Frauen mögen eigentlich keine Kosenamen. Das soll jetzt wieder eine Studie ergeben haben. Warum lassen sie sich dann aber trotzdem mit Namen kosen? Schatz, Schätzchen, Schatzilein, das höre ich doch täglich. Wobei ich mich angesichts der vielen Verniedlichungsformen frage: Ist ein Schätzchen eigentlich automatisch auch ein Schatz? Schatz klingt doch wertvoller, oder? Andererseits: Will ein Schnuckelchen auch einfach mal Schnucke sein? Wenn's tierisch wird, haben Mäuse und Hasen die Nase vorn. "Mein Rehchen", so nennt wohl nur ein Heimatfilm-Fan seine Herzdame. Oft wird auch schlichtweg gelogen. Beim Einkauf rief so letztens ein Typ nach seinem Mausezähnchen. Was dann aber hinter dem Nudelregal hervorkam, war kein "...chen". Das war zumindest ein ausgewachsener Zahn, eher ein Stoßzahn! Mein Hobbit. Hä? Doch, das gibt's, habe ich selbst gehört. Da lässt sich eine SIE nach diesen Fantasy-Zwergen mit den großen Ohren benennen. Unglaublich! Überhaupt kann "mann" bei diesem Thema wieder alles falsch machen. Schön etwa, wenn man auf der Party seine "Ex" trifft und sich noch in die Augen sehen und unterhalten kann. Schlecht, wenn man seine "Neue" dann mit "Schnuppi" ruft und die alte Flamme sagt: "Ja, so hat er mich früher auch immer genannt..." Dass die "Tiere" bei länger andauernden Beziehungen immer größer werden, ist auch nur so ein Gerücht. Sonst müssten einem doch viel öfter Elefanti, Walrösschen, Ponylein oder Büffelchen begegnen. Richtig scheint dagegen, dass es bei Kosenamen wohl regionale Unterschiede gibt. So hat Edmund Stoiber einst keine geknallt bekommen, als er seine Gattin vor Mikros und Kameras recht verkürzt als "Muschi" vorstellte. Machen Sie das mal mit der Berrit aus Bergkamen oder der Regina aus Recklinghausen – und stellen Sie das Video dann hier im LK ein. Wie wollen Frauen also nun wirklich genannt werden? "Löwileinchen" weiß es immer noch nicht...

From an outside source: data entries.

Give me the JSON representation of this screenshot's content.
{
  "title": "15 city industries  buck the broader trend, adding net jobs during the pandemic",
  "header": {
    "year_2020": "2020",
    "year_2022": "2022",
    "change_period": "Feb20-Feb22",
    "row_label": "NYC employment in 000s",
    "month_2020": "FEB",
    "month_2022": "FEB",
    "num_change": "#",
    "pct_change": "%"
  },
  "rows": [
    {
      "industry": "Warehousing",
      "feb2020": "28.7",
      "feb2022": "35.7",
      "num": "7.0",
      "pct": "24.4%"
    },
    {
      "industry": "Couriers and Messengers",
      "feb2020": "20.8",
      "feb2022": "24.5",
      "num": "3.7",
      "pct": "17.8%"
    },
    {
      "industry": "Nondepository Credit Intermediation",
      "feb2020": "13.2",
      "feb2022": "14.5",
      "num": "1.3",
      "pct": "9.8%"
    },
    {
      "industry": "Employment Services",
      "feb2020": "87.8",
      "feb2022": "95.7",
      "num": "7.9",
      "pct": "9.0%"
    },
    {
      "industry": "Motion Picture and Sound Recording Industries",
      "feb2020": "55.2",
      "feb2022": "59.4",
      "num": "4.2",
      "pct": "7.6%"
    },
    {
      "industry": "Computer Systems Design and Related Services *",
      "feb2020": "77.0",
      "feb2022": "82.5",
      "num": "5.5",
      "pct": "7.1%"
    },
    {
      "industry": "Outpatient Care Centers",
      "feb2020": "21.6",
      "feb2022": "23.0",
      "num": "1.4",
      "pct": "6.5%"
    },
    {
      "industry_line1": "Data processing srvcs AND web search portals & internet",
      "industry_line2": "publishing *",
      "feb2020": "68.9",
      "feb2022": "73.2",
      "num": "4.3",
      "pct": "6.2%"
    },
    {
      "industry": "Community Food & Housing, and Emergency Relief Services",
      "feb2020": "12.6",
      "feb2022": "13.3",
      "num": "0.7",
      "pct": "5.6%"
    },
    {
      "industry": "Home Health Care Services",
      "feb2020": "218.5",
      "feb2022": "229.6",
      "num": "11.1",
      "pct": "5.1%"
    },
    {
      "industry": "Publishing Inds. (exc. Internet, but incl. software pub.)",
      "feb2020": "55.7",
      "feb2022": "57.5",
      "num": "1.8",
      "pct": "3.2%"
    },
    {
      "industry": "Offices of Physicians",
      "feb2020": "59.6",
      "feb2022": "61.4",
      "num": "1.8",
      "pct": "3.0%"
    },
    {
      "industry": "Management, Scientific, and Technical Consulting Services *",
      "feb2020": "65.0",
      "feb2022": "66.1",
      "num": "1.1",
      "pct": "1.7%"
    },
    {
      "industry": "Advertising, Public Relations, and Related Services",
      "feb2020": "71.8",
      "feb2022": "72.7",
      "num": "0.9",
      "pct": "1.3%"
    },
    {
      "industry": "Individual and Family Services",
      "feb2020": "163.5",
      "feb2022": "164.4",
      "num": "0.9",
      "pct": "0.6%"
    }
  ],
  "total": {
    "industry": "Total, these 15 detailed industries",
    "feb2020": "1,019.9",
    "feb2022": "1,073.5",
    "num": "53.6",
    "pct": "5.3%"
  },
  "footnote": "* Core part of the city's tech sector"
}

Es gab da mal jemanden der jedes Mädel mit "Püppi" ansprach und mich auf einmal auch... das hat sich irgendwie ganz schnell mit ihm erledigt - ob das wohl am Kosenamen lag...??
Bohaa: inflationär genutzt... das heißt also, wenn mein Schatz Schatz zu mir sagt, müsste ich mich beleidigt in die Ecke setzen und schmollen, bis er was richtíg liebes nettes zu mir sagt??? Vielleicht sowas wie: "PÜPPI" ;-))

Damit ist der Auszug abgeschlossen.